Banyak caleg gagal mengalami stress dan gila karena mereka sebelumnya sudah punya keyakinan besar akan terpilih, tetapi ternyata tidak. Jadi soalnya di sini adalah ketidaksiapan mental; siap menang tapi tidak siap kalah, walaupun tidak berpengaruh besar pada kondisi keuangan mereka. Tetapi ada yang menjadi gila karena keikutsertaan mereka di pemilu telah menguras banyak atau bahkan habis-habisan harta mereka; bahkan ada yang berutang puluhan atau ratusan juta dan mereka tidak mampu membayarnya.  Yang aneh juga adalah ada caleg yang menjadi stres dan gila karena berhasil terpilih. Kegilaan itu disebabkan oleh ketakutannya bahwa suara yang diperolehnya akan dialihkan ke caleg lain yang mampu membayar. Jadi ada ketidakpercayaan terhadap pelaksanaan pileg ini.

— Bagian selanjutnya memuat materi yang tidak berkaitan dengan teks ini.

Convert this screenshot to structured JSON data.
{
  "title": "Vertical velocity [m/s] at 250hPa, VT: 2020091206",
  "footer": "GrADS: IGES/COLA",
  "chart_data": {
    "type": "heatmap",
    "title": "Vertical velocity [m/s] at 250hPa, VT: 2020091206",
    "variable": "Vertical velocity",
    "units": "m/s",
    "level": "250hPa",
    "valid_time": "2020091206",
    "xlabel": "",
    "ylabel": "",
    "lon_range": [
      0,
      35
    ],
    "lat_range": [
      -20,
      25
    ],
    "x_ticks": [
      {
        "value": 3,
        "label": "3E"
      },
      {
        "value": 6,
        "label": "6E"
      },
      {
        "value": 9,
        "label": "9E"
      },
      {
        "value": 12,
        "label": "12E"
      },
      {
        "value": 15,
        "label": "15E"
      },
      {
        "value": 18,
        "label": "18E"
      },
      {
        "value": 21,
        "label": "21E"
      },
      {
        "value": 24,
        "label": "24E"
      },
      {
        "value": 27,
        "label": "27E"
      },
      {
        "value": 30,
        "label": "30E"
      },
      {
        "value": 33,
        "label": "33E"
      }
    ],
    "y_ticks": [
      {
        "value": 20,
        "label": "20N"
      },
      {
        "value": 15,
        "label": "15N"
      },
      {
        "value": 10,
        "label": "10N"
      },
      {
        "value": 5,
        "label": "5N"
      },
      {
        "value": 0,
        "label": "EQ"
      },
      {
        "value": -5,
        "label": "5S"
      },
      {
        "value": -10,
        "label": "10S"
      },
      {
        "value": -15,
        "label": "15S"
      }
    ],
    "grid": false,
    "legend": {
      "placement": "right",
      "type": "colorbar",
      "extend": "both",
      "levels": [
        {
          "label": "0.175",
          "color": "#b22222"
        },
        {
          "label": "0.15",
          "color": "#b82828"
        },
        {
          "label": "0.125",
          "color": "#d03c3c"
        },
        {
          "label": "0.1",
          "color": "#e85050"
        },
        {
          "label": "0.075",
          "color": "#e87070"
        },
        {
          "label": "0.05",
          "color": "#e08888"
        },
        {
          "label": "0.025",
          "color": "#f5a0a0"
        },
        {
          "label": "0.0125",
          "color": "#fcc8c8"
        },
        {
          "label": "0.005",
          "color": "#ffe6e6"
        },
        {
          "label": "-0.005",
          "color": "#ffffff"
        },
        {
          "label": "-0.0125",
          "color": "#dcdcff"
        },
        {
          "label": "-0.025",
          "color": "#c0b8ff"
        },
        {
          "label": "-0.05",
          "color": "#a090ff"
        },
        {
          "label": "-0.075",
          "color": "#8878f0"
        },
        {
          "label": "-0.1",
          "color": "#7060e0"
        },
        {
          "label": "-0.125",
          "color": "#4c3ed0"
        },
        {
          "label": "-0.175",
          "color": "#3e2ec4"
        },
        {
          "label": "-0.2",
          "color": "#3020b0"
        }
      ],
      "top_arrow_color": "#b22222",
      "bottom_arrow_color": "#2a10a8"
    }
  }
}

Sebenarnya “menjadi gila”-nya para caleg karena gagal terpilih, atau ketakutan terhadap hasil yang akan dimanipulasi,  bukan baru muncul ketika hasil pileg diketahui, atau bukan efek kemudian pasca-pileg. Benih dan akar-akan kegilaan itu dapat dikatakan sudah tumbuh ketika mereka memutuskan untuk menjadi caleg dan ikut pileg. Betapa tidak, banyak caleg itu hanya bermodalkan pemahaman bahwa mereka punya hak itu sebagai warga negara, merasa mampu dalam hal finansial, dalam mempopulerkan diri dan menarik  pemilih.  Mereka tidak memikirkan tentang kesiapan atau kelayakannya dalam hal mental, pengetahuan, wawasan, pengalaman yang membentuk kecakapan berpolitik dan rasa nasionalisme dan kemanusiaan yang tinggi.   Dengan pertimbangan-pertimbangan prosedural dan material itu lalu “tukang” parkir, semir sepatu, ojek, tukang baso jalanan dan ibu rumah tangga, artis, atlet  yang tidak memenuhi syarat kelayakan atau kualitasnya, tetapi menjadi caleg dan ikut pileg. Memang karena berbagai sebab, ada banyak juga caleg tidak layak yang terpilih. Tetapi ini membuktikan rendahnya kualitas demokrasi di Indonesia. (Lihat  tulisan saya: “Rendah, Kualitas Demokrasi di Indonesia”, satuharapan.com, Sabtu, 12 April 2014, 12.14 WIB). 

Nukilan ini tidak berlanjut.